In this context, the first quarter of 2021 was satisfactory for Huhtamaki. Despite the uncertainty in the global economy, demand for foodservice, though still below normal, has continued to gradually recover. Our net sales amounted to EUR 802 million for the quarter, with comparable net sales growth flat versus last year. The adjusted EBIT margin increased by 0.9 p.p. to 9.6% in the first quarter, particularly driven by favorable sales mix and continued focus on operational efficiency. Movement in currencies had a negative impact on net sales during the quarter. Our balance sheet position remained strong supporting our growth strategy.
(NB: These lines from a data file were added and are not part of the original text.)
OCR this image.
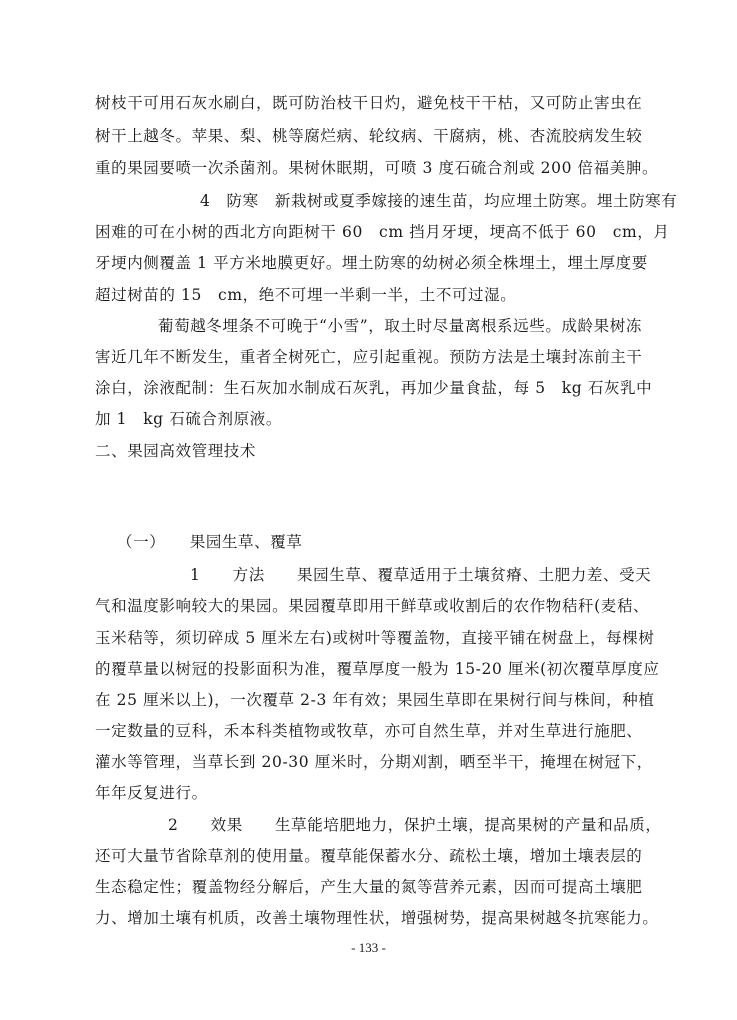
树枝干可用石灰水刷白，既可防治枝干日灼，避免枝干干枯，又可防止害虫在
树干上越冬。苹果、梨、桃等腐烂病、轮纹病、干腐病，桃、杏流胶病发生较
重的果园要喷一次杀菌剂。果树休眠期，可喷 3 度石硫合剂或 200 倍福美胂。
4　防寒　新栽树或夏季嫁接的速生苗，均应埋土防寒。埋土防寒有
困难的可在小树的西北方向距树干 60　cm 挡月牙埂，埂高不低于 60　cm，月
牙埂内侧覆盖 1 平方米地膜更好。埋土防寒的幼树必须全株埋土，埋土厚度要
超过树苗的 15　cm，绝不可埋一半剩一半，土不可过湿。
葡萄越冬埋条不可晚于“小雪”，取土时尽量离根系远些。成龄果树冻
害近几年不断发生，重者全树死亡，应引起重视。预防方法是土壤封冻前主干
涂白，涂液配制：生石灰加水制成石灰乳，再加少量食盐，每 5　kg 石灰乳中
加 1　kg 石硫合剂原液。
二、果园高效管理技术
（一）　　果园生草、覆草
1　　方法　　果园生草、覆草适用于土壤贫瘠、土肥力差、受天
气和温度影响较大的果园。果园覆草即用干鲜草或收割后的农作物秸秆(麦秸、
玉米秸等，须切碎成 5 厘米左右)或树叶等覆盖物，直接平铺在树盘上，每棵树
的覆草量以树冠的投影面积为准，覆草厚度一般为 15-20 厘米(初次覆草厚度应
在 25 厘米以上)，一次覆草 2-3 年有效；果园生草即在果树行间与株间，种植
一定数量的豆科，禾本科类植物或牧草，亦可自然生草，并对生草进行施肥、
灌水等管理，当草长到 20-30 厘米时，分期刈割，晒至半干，掩埋在树冠下，
年年反复进行。
2　　效果　　生草能培肥地力，保护土壤，提高果树的产量和品质，
还可大量节省除草剂的使用量。覆草能保蓄水分、疏松土壤，增加土壤表层的
生态稳定性；覆盖物经分解后，产生大量的氮等营养元素，因而可提高土壤肥
力、增加土壤有机质，改善土壤物理性状，增强树势，提高果树越冬抗寒能力。
- 133 -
We remain focused on the execution of our 2030 Strategy. Throughout the crisis Huhtamaki has been preparing for the new post-pandemic normal, including the implementation of actions to improve our competitiveness as well as investments for expansion and innovation in sustainable products and solutions. We recently launched our award-winning Future Smart fiber lids, replacing plastic lids. These new fiber lids made of renewable material are recyclable and compostable. We are also accelerating our focus on digitalization as an enabler and connector of our strategic priorities. Digitalization will create value in our internal operations and external value chain – including driving the necessary efficiency in circularity systems.